Dos cambios y encima parecía que le estaba haciendo un favor. Para colmo, amenazaba con no entregar el manuscrito. Además, ¿qué le importaba a él si estaba de juerga toda la noche? Por si todo aquello fuera poco, había mentido al decir que la había estado llamando toda la tarde. Seguramente había estado en el hospital pero en los hospitales no daban de alta a los pacientes que sonaban como él. ¿A quién se creía que estaba engañando?

Algo triste, se tendió en la cama y se quedó tumbada en la oscuridad, con los ojos cerrados. Debería llorar. Tal vez se sentiría mejor. No.

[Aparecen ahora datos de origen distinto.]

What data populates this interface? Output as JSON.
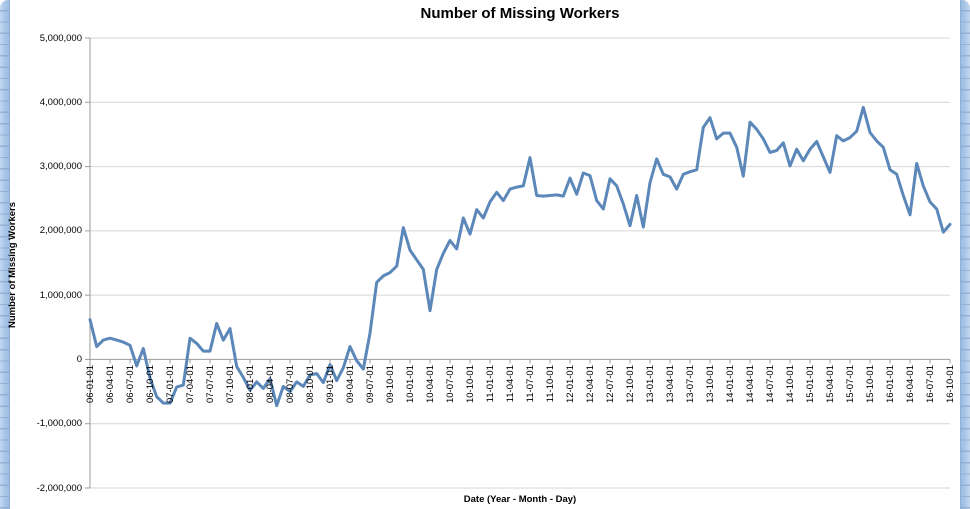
{
  "chart_data": {
    "type": "line",
    "title": "Number of Missing Workers",
    "xlabel": "Date (Year - Month - Day)",
    "ylabel": "Number of Missing Workers",
    "ylim": [
      -2000000,
      5000000
    ],
    "y_tick_step": 1000000,
    "y_tick_labels": [
      "5,000,000",
      "4,000,000",
      "3,000,000",
      "2,000,000",
      "1,000,000",
      "0",
      "-1,000,000",
      "-2,000,000"
    ],
    "x_tick_labels": [
      "06-01-01",
      "06-04-01",
      "06-07-01",
      "06-10-01",
      "07-01-01",
      "07-04-01",
      "07-07-01",
      "07-10-01",
      "08-01-01",
      "08-04-01",
      "08-07-01",
      "08-10-01",
      "09-01-01",
      "09-04-01",
      "09-07-01",
      "09-10-01",
      "10-01-01",
      "10-04-01",
      "10-07-01",
      "10-10-01",
      "11-01-01",
      "11-04-01",
      "11-07-01",
      "11-10-01",
      "12-01-01",
      "12-04-01",
      "12-07-01",
      "12-10-01",
      "13-01-01",
      "13-04-01",
      "13-07-01",
      "13-10-01",
      "14-01-01",
      "14-04-01",
      "14-07-01",
      "14-10-01",
      "15-01-01",
      "15-04-01",
      "15-07-01",
      "15-10-01",
      "16-01-01",
      "16-04-01",
      "16-07-01",
      "16-10-01"
    ],
    "x_start": "06-01-01",
    "x_interval": "monthly",
    "x_tick_every_n_points": 3,
    "grid": true,
    "legend": "none",
    "line_color": "#5B87B9",
    "gridline_color": "#D6D6D6",
    "axis_line_color": "#9B9B9B",
    "series": [
      {
        "name": "Number of Missing Workers",
        "values": [
          620000,
          200000,
          300000,
          330000,
          300000,
          270000,
          220000,
          -100000,
          170000,
          -290000,
          -580000,
          -680000,
          -680000,
          -430000,
          -400000,
          330000,
          250000,
          130000,
          130000,
          560000,
          300000,
          480000,
          -110000,
          -280000,
          -480000,
          -350000,
          -450000,
          -300000,
          -720000,
          -420000,
          -500000,
          -350000,
          -420000,
          -240000,
          -220000,
          -360000,
          -80000,
          -330000,
          -130000,
          200000,
          -20000,
          -150000,
          410000,
          1200000,
          1300000,
          1350000,
          1450000,
          2050000,
          1700000,
          1550000,
          1400000,
          760000,
          1400000,
          1650000,
          1850000,
          1720000,
          2200000,
          1950000,
          2330000,
          2200000,
          2450000,
          2600000,
          2470000,
          2650000,
          2680000,
          2700000,
          3140000,
          2550000,
          2540000,
          2550000,
          2560000,
          2540000,
          2820000,
          2570000,
          2900000,
          2860000,
          2470000,
          2340000,
          2810000,
          2700000,
          2420000,
          2080000,
          2550000,
          2060000,
          2750000,
          3120000,
          2880000,
          2840000,
          2650000,
          2880000,
          2920000,
          2950000,
          3610000,
          3760000,
          3430000,
          3520000,
          3520000,
          3300000,
          2850000,
          3690000,
          3580000,
          3430000,
          3220000,
          3250000,
          3370000,
          3010000,
          3270000,
          3090000,
          3270000,
          3390000,
          3150000,
          2910000,
          3480000,
          3400000,
          3450000,
          3550000,
          3920000,
          3530000,
          3400000,
          3300000,
          2950000,
          2880000,
          2550000,
          2250000,
          3050000,
          2700000,
          2450000,
          2340000,
          1980000,
          2100000
        ]
      }
    ]
  }
}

No lo haría. Ya había derramado suficientes lágrimas en Swan Quarter. Decidió que lo dejaría todo hasta el día siguiente. Cuando entrara en el despacho del señor Denuvue, confesaría lo ocurrido y le entregaría su dimisión.

No obstante, a pesar de sus esfuerzos, las lágrimas que tanto había luchado por contener se derramaron mientras dormía.